Source: The New Sanctuary Movement
In the early 1980’s, thousands of Central American refugees poured into the United States, fleeing life-threatening repression and extensive human rights violations by their governments.
At the time, federal immigration policy would have denied the majority political asylum simply because their governments were allies of the U.S. Many of these refugees had actively participated in the liberation theology movement and naturally sought protection from congregations.
Many Catholic, Protestant and Jewish congregations and temples responded positively — offering these refugees social services and advocacy support as well as engaging actively in efforts to change federal immigration policy. These congregations, united under the banner of the Sanctuary Movement, also pledged that they would not reveal the identities of these refugees, even if they were arrested or jailed for doing so.

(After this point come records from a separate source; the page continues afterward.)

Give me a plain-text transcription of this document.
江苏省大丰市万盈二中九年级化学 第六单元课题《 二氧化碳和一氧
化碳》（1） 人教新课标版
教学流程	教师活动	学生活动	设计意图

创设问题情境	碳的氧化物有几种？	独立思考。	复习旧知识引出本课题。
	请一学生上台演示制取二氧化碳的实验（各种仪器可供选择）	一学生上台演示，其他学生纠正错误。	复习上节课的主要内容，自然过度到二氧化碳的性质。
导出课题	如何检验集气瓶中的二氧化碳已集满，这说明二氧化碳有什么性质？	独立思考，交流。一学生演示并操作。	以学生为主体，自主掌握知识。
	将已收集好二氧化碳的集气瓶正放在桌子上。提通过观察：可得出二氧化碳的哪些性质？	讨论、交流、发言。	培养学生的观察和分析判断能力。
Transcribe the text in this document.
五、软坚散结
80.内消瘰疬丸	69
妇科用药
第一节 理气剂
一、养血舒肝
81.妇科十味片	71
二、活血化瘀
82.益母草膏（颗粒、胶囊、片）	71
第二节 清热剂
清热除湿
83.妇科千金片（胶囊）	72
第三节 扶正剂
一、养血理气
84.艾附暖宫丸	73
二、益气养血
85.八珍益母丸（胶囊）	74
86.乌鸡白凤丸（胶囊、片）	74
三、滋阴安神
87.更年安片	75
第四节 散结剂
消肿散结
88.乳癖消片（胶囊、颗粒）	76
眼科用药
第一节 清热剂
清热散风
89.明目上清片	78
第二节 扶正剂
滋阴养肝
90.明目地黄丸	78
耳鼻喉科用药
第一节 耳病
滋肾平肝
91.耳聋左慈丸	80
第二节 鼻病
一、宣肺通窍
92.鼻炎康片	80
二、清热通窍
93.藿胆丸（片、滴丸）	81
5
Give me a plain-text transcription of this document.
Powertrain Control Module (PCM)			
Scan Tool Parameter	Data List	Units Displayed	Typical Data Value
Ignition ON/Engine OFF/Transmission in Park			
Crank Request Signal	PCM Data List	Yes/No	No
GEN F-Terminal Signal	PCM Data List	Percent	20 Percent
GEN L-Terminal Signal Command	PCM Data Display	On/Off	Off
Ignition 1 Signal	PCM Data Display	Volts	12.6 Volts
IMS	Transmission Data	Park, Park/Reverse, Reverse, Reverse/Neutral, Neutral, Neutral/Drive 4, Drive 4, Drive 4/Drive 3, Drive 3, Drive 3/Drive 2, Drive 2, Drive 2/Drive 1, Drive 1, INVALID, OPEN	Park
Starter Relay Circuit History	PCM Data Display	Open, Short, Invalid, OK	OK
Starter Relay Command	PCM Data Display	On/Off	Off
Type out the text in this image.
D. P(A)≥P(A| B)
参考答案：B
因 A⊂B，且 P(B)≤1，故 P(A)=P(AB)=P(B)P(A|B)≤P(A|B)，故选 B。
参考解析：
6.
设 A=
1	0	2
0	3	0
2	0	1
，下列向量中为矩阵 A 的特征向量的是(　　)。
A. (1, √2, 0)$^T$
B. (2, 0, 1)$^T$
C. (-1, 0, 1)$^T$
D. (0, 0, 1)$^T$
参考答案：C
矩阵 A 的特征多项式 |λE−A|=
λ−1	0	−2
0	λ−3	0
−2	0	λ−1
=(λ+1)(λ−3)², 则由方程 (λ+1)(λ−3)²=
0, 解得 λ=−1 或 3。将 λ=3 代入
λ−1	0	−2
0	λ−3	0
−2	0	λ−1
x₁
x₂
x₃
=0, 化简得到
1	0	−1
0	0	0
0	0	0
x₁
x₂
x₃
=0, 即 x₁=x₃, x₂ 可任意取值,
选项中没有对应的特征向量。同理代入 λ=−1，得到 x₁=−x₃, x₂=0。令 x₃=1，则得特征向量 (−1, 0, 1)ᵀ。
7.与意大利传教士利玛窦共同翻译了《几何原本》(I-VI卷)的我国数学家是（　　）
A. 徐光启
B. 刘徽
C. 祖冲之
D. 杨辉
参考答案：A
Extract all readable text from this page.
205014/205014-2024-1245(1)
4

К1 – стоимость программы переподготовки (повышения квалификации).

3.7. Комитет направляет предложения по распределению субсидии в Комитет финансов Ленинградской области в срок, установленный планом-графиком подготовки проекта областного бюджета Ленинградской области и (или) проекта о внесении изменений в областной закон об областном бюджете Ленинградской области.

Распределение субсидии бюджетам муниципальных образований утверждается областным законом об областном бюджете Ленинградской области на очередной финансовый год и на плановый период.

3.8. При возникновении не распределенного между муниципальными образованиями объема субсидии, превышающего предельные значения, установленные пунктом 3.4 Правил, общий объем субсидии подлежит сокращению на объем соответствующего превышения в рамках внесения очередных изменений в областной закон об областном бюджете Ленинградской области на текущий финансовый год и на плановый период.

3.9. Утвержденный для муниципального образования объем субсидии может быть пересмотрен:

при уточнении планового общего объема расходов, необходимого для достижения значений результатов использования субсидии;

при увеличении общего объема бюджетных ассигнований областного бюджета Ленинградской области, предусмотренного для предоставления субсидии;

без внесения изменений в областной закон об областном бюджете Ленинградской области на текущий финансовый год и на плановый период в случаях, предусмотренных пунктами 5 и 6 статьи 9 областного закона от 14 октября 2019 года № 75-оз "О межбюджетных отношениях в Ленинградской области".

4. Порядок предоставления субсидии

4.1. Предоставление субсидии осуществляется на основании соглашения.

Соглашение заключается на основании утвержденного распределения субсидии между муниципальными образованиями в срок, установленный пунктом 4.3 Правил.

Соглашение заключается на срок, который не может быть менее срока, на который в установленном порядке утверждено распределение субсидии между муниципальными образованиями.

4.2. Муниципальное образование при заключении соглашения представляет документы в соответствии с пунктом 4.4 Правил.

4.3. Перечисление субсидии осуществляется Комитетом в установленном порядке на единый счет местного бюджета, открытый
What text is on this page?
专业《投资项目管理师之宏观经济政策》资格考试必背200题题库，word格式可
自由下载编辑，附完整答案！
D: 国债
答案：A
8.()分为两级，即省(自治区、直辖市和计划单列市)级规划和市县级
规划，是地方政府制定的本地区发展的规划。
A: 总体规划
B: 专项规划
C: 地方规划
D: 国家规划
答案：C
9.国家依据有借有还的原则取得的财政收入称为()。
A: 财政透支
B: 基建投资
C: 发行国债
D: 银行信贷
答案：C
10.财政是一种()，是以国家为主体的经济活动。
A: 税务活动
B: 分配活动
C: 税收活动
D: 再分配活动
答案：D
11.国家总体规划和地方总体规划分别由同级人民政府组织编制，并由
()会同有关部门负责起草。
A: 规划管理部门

The Sanctuary Movement was ultimately successful both in changing national policy and in protecting tens of thousands of individuals and families, enabling them to start a new life in the U.S.
Source: The New Sanctuary Movement
There are hundreds of LGBT-friendly congregations around the world. The Institute for Welcoming Resources (a mult-faith resource affiliated with the National Gay and Lesbian Task Force) maintains a directory of congregations.
In some faith traditions, a congregation may face serious sanctions, if it takes a public stand in support of LGBT issues (e.g. Roman Catholic congregations). So there are also other congregations that may be known to be LGBT-friendly, but are not affiliated in a way that allows them to be listed in the directory above.
They are many “flavors” of faith communities that support LGBT people, including Quakers, Unitarian Universalists, Baptists, Evangelicals, Roman Catholics, and much more. Some have been advocating for LGBT issues since the 1970s, 80s, or 90s and have decades of experience. Others are relatively new to gay and lesbian concerns. Many are much less familiar with transgender concerns.
These congregations also vary politically. Some may have become LGBT-affirming because of an experience with a particular child or family who is a part of their community. Others may have a wide-ranging commitment to liberal or progressive political concerns that includes but is not limited to LGBT issues.
Source: Text provided by the Interfaith Working Group.
The violence resulting from homophobia and anti-homosexuality laws in many countries in the world is rampant. These laws also impact transgender people who are often misunderstood to be gay or lesbian.
Did you know that…
- There are laws against homosexuality in 87 countries around the world?
- In 72 countries, you could be imprisoned if you are part of the LGBT community?
- In 7 of those countries, the punishment is the death penalty?
- In some of those countries “corrective rape” is common and sometimes committed by government officials?